Last modified: 2014-06-24 05:34:18 UTC
Variations on the following query get sniped for running too long on enwiki slaves: SELECT /* RandomPage::selectRandomPageFromDB */ page_title, page_namespace FROM `page` WHERE page_namespace = '446' AND page_is_redirect = '0' AND (page_random >= 0) ORDER BY page_random LIMIT 1; The above is nice and fast if the page_namespace value exists, but turns into a massive index scan if not (like 446!). ApiQueryRandom should check for a valid page_namespace first.
Actually, I picked on ApiQueryRandom because it *seems* to be the source of the queries. SpecialRandompage apparently already limits page_namespace values using MWNamespace::getContentNamespaces(), and nothing else in mediawiki-core seems to fit the profile. Perhaps a Developer can say more...
The example query above had a FORCE INDEX (page_random) removed during testing: mysql wmf db1043 root enwiki> explain SELECT page_title, page_namespace FROM `page` force index (page_random) WHERE page_namespace = '446' AND page_is_redirect = '0' AND (page_random >= 0) ORDER BY page_random LIMIT 1\G *************************** 1. row *************************** id: 1 select_type: SIMPLE table: page type: range possible_keys: page_random key: page_random key_len: 8 ref: NULL rows: 15821483 Extra: Using index condition; Using where 1 row in set (0.25 sec) Simply removing the force allows invalid namespaces to be optimized away: mysql wmf db1043 root enwiki> explain SELECT page_title, page_namespace FROM `page` WHERE page_namespace = '446' AND page_is_redirect = '0' AND (page_random >= 0) ORDER BY page_random LIMIT 1\G *************************** 1. row *************************** id: 1 select_type: SIMPLE table: page type: ref possible_keys: name_title,page_random,page_redirect_namespace_len key: name_title key_len: 4 ref: const rows: 1 Extra: Using where; Using filesort 1 row in set (0.25 sec) This is actually a problem with both RandomPage::selectRandomPageFromDB and ApiQueryRandom::runQuery; both are showing up in slow logs with large index scans. Seems like the FORCE INDEX (page_random) isn't necessary for the mediawiki pseudo-random approach to function. The second example above allows a filesort but this is much lower impact than the massive index scan. Consider removing the force so that more appropriate indexes can be chosen (or added).
(In reply to comment #0) > ApiQueryRandom should check for a valid page_namespace first. Note that 446 is a valid page_namespace, it's "Education Program" (there's a handy chart on [[WP:NS]]). I wonder if this is related to bug 58324?
Ah ok, thanks. I went on distinct enwiki page_namespace values. That makes removing the forced index the only solution.

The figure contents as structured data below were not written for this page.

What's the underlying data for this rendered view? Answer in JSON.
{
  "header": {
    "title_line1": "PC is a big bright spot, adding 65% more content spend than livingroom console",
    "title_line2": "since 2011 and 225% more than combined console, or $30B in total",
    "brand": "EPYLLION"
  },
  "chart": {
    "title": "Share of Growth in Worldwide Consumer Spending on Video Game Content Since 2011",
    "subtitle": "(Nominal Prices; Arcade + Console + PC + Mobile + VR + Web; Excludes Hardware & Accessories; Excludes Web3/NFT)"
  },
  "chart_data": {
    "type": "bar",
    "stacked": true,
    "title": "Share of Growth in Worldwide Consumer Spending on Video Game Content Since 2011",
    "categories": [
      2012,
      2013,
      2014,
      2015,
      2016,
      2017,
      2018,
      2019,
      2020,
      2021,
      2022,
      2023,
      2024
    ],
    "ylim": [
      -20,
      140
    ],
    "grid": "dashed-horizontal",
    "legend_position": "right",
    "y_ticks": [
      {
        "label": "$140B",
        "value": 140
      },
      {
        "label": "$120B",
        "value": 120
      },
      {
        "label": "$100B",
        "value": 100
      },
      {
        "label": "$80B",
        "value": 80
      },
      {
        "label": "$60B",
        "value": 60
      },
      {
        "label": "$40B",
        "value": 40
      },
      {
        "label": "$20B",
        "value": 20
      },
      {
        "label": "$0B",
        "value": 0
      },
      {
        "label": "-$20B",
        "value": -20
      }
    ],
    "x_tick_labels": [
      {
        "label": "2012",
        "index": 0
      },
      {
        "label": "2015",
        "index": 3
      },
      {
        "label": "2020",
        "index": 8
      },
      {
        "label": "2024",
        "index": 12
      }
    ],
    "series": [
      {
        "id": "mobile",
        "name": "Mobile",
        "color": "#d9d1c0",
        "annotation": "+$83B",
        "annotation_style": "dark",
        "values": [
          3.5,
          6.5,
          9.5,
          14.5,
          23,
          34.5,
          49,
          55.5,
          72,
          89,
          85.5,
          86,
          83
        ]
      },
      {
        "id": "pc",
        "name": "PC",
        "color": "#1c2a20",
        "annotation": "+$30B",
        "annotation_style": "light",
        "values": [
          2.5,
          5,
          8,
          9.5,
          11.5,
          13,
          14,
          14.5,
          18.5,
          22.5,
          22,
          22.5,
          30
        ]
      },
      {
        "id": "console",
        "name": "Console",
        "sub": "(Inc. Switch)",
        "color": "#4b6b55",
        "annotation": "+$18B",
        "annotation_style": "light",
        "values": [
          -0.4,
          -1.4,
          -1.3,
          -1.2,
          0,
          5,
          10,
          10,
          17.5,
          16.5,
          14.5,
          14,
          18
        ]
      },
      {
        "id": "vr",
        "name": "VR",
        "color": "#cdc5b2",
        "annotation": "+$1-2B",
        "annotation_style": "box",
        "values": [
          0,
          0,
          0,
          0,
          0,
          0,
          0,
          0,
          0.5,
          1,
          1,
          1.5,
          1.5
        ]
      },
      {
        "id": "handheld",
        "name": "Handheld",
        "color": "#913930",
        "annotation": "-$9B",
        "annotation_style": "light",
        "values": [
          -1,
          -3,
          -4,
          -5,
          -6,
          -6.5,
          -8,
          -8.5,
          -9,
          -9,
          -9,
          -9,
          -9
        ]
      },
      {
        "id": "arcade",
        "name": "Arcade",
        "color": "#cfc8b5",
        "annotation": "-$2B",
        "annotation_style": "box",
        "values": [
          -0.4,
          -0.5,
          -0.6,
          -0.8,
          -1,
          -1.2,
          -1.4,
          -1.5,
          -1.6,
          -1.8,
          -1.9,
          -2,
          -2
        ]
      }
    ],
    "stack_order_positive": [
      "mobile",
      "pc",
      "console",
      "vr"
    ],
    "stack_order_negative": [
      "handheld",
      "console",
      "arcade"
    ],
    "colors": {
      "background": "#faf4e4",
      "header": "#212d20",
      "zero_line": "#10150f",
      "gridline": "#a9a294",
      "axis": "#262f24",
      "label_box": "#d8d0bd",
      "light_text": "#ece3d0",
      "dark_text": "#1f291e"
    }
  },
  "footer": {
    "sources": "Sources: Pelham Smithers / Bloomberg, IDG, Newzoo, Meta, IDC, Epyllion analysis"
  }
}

Gerrit change #102880 fixed the "empty namespace" issue, so this should be closed unless you want to keep it open to address this comment left on that change: > page_random may need some reindexing too, either (page_namespace, page_random) > for best effect or (page_random, page_namespace) for lesser effect while still > avoiding filesort and reusing exiting page_random index in case anything else > still forces it.